Ok, I have some thoughts in my head…

They will probably annoy you. In fact, I’m sure of it. I’ve had a few “adventures” recently in life and, well, I have something to say about them. Will I shove them in your face and pine for you to read it, no. Would I like for people to read it, sure, that’s why I wrote it down. While you may think it’s funny, it came from a very dark place (my cats imagination?) and only sounds funny on the surface.

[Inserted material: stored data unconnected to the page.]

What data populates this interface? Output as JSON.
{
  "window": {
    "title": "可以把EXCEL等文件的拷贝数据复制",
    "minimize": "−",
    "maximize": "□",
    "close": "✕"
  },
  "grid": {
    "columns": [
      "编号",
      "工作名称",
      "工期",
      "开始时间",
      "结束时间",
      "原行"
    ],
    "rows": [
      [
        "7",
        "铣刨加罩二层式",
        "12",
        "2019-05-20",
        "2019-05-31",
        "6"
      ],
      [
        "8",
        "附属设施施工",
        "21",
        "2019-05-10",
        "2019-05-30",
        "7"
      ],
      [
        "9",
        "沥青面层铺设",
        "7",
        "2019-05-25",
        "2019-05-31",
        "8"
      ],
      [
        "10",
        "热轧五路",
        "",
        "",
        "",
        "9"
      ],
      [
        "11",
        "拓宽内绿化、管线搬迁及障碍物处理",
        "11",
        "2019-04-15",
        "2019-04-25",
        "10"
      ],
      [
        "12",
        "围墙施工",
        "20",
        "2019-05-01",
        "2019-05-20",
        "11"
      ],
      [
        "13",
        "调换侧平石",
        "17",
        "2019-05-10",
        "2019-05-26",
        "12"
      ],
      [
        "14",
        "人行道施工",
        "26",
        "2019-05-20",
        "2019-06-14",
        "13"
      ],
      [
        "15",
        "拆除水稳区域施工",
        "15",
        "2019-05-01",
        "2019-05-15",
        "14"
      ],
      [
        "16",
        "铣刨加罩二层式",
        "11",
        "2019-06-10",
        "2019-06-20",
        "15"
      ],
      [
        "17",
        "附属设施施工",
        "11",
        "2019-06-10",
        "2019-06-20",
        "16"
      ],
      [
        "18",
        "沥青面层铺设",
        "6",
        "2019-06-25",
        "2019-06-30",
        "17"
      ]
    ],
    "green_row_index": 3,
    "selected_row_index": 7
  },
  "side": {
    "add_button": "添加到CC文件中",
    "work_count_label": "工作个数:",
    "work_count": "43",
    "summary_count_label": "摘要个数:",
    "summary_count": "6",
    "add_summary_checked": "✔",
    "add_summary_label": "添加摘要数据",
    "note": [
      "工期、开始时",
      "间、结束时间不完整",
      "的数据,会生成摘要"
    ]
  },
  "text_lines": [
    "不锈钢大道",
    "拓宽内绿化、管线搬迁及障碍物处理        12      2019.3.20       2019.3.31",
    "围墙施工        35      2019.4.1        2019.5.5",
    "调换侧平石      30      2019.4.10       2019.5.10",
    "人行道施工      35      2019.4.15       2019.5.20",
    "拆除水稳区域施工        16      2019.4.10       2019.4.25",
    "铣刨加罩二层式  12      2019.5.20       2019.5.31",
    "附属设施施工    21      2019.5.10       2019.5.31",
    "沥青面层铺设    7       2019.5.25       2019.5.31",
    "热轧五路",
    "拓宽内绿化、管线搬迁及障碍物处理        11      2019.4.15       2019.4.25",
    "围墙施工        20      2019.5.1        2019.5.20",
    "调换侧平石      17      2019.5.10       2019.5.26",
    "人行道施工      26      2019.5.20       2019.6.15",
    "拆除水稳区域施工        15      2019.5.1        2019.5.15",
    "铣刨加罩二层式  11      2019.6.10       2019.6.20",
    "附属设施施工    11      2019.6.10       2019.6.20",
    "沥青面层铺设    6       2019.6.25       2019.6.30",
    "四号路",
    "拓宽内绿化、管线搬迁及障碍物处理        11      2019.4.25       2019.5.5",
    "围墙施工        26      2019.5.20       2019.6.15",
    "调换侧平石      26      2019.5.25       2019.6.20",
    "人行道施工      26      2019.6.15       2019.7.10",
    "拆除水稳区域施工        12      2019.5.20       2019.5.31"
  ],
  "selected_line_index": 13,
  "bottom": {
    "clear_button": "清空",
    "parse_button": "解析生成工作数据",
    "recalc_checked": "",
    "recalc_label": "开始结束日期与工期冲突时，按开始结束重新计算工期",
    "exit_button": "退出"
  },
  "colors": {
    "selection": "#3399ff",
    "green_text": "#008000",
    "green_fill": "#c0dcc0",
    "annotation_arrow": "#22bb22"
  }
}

Stuff I’m going to talk about soon…

I didn’t drag the notebook with me to the coffee shop full of the young, dumb, and wobbly or I would post some of it right this moment. They probably won’t wobble over here and be interesting, which is probably for the best: they are one of my targets^H^H^H^H^H^H topics. I’m supposedly divorced, or will be when the papers hit the right clerks desk. So if you hadn’t guessed, I’m pretty bitter about the whole ordeal.

Holidays drive me crazy, major events that draw thousands do the same. Coming soon will be a few cracks about Burning Man that I wrote on the back of a coaster. All that before I learned that you don’t start having fun until someone says, “How well can you climb a fence?” It doesn’t get any better than that I’m afraid.

I’m going to wait until NaNoWriMo is over to actually start doing my own, I missed the deadline to get started with them but I figure there is no stopping me from duplicating the effort on my own time. I’ll post that here too.